Your AI Tools Are a Trade Secret Risk: How to Protect Proprietary Data When Using OpenAI, Microsoft, and Google

By CrossBorder IP · Published May 19, 2026

Your AI Tools Are a Trade Secret Risk: How to Protect Proprietary Data When Using OpenAI, Microsoft, and Google

Your team is using AI tools every day. ChatGPT to draft documents. GitHub Copilot to write code. Microsoft Copilot to summarise internal meetings. Each of these tools is genuinely useful. Each of them is also a potential trade secret risk — and most companies using them have not read the terms carefully enough to understand what rights they are giving away.

Companies are routinely sharing proprietary source code, client lists, internal financial data, product roadmaps, and unpublished research with AI vendors — sometimes knowingly, often not — under terms that give those vendors the right to use that information to train future models or improve their services.

This guide explains the specific risks, how to evaluate your AI vendor agreements, and the concrete steps to protect your trade secrets while still getting the productivity benefits of AI tools.

Why This Matters More Than You Think

Trade secret law protects confidential business information that has commercial value precisely because it is not publicly known.
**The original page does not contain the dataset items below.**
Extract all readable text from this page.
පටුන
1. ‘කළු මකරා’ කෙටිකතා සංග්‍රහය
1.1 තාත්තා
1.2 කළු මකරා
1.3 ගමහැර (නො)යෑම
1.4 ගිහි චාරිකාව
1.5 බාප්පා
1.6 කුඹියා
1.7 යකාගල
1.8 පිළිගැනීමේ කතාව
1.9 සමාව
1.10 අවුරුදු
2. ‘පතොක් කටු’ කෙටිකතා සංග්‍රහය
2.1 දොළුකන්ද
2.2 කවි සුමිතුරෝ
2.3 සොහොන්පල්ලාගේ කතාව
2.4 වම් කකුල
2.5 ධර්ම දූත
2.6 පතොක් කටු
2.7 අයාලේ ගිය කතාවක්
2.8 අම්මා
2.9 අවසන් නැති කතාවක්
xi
The protection only exists as long as you take reasonable steps to keep it secret.

The moment you share a trade secret with an AI vendor under terms that allow them to use it for model training, you have potentially compromised its protected status. If a future version of that AI model regurgitates your proprietary information in a response to a competitor’s query, your trade secret is gone — and your competitive advantage with it.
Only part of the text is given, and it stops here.